We will utilize Microsoft’s open-sourced Phi-2, a Small Language Model (SLM) with 2.7 billion parameters. This model demonstrates excellent reasoning and language comprehension capabilities.

Loading Phi-2 using 4-bit quantization from HuggingFace:

model_name = 'microsoft/phi-2'

device_map = {"" : 0}

original_model = AutoModelForCausalLM.from_pretrained(model_name,

device_map=device_map,

quantization_config=bnb_config,

trust_remote_code=True,

use_auth_token=True)

The model is now loaded in 4-bit format using the BitsAndBytesConfig from the bitsandbytes library, part of the QLoRA process.
Tokenization

Next, we will set up the tokenizer, ensuring left-padding to optimize memory during training.

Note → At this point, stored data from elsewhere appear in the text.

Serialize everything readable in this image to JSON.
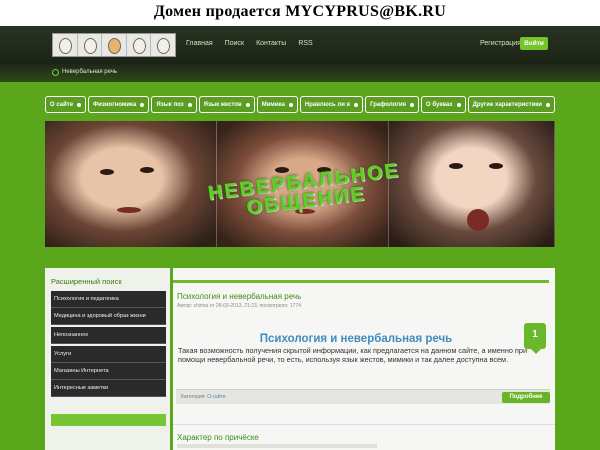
{
  "banner": {
    "text": "Домен продается   MYCYPRUS@BK.RU"
  },
  "header": {
    "nav": [
      "Главная",
      "Поиск",
      "Контакты",
      "RSS"
    ],
    "register": "Регистрация",
    "login": "Войти"
  },
  "breadcrumb": {
    "current": "Невербальная речь"
  },
  "categories": [
    "О сайте",
    "Физиогномика",
    "Язык поз",
    "Язык жестов",
    "Мимика",
    "Нравлюсь ли я",
    "Графология",
    "О буквах",
    "Другие характеристики"
  ],
  "hero": {
    "title_line1": "НЕВЕРБАЛЬНОЕ",
    "title_line2": "ОБЩЕНИЕ"
  },
  "sidebar": {
    "search_title": "Расширенный поиск",
    "menu": [
      "Психология и педагогика",
      "Медицина и здоровый образ жизни",
      "Непознанное",
      "Услуги",
      "Магазины Интернета",
      "Интересные заметки"
    ]
  },
  "post": {
    "title": "Психология и невербальная речь",
    "meta": "Автор: chirina от 28-03-2013, 21:23, посмотрело: 1774",
    "heading": "Психология и невербальная речь",
    "body": "Такая возможность получения скрытой информации, как предлагается на данном сайте, а именно при помощи невербальной речи, то есть, используя язык жестов, мимики и так далее доступна всем.",
    "comments": "1",
    "category_label": "Категория:",
    "category_value": "О сайте",
    "more": "Подробнее"
  },
  "post2": {
    "title": "Характер по причёске"
  }
}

tokenizer = AutoTokenizer.from_pretrained(model_name, trust_remote_code=True, padding_side="left", add_eos_token=True, add_bos_token=True, use_fast=False)

tokenizer.pad_token = tokenizer.eos_token
Testing the Model with Zero Shot Inferencing

We will evaluate the base model using sample inputs.

%%time

from transformers import set_seed

seed = 42

set_seed(seed)

index = 10

prompt = dataset['test'][index]['dialogue']

summary = dataset['test'][index]['summary']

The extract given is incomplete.